JANNA BROWER
After nearly 100 years, the stars may finally be aligned so that the Federal Trade Commission can live up to its original promise. The FTC, a small agency created in 1914 during the Progressive Era, was endowed with a potent authority for promoting competition and consumer protection that it has never fully used. This includes investigative authority over virtually all businesses, backed by subpoena power and the capacity to demand reports of data that corporations would rather withhold from public view.
The FTC and its antitrust big brother, the Justice Department, have for generations competed, not partnered. Now the stage is set for a more productive collaboration, with the FTC taking more far-reaching and innovative approaches to corporate giantism.
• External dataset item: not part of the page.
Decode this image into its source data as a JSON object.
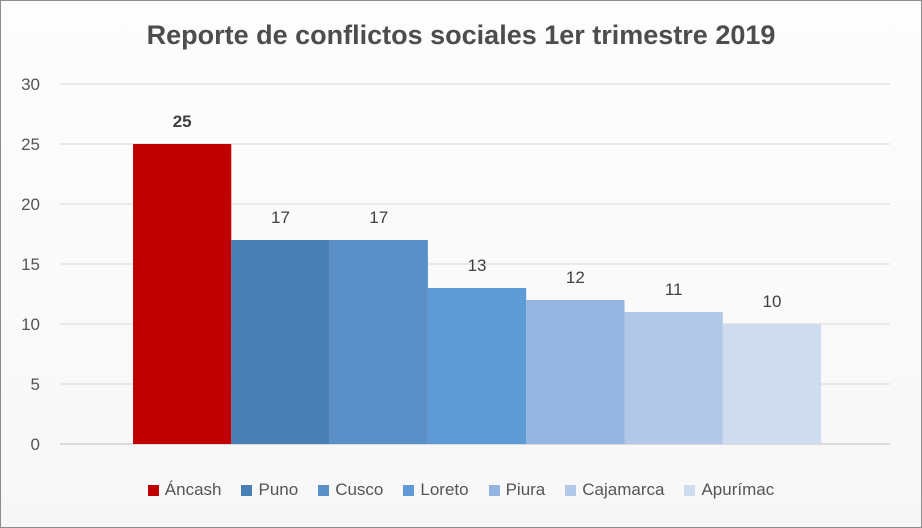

Recently President Obama's chief antitrust enforcer at the Justice Department, Christine Varney, announced a return to aggressive antitrust enforcement. What was not generally noted by the press was that Varney had previously served as a Democratic FTC commissioner and has a deep commitment to the agency's broad mandate. After decades of Justice Department antitrust chiefs looking down their noses at the FTC's efforts to expand its antimonopoly reach, the agency now has an ally and partner at Justice.
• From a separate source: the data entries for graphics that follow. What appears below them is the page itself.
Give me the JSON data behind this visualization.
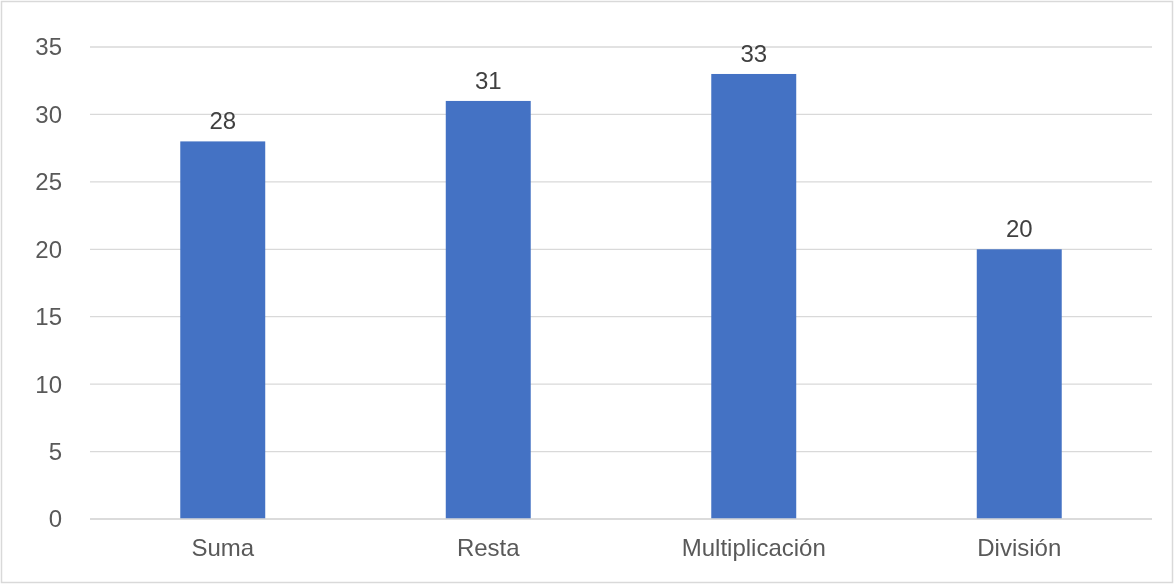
{
  "chart_data": {
    "type": "bar",
    "categories": [
      "Suma",
      "Resta",
      "Multiplicación",
      "División"
    ],
    "values": [
      28,
      31,
      33,
      20
    ],
    "color": "#4472c4",
    "ylim": [
      0,
      35
    ],
    "yticks": [
      0,
      5,
      10,
      15,
      20,
      25,
      30,
      35
    ],
    "grid": "y",
    "data_labels": true
  }
}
Under the Bush administration, the FTC performed useful, if modest, tasks and emerged with its competent and committed investigative and prosecutorial staff intact and uncorrupted. Under its chair, William Kovacic, a veteran antitrust enforcer, the FTC went after anticompetitive mergers, recession-spawned debt-collection abuses and Internet fraud, and stubbornly refused to cooperate with the Bush Justice Department's efforts to eviscerate antitrust enforcement.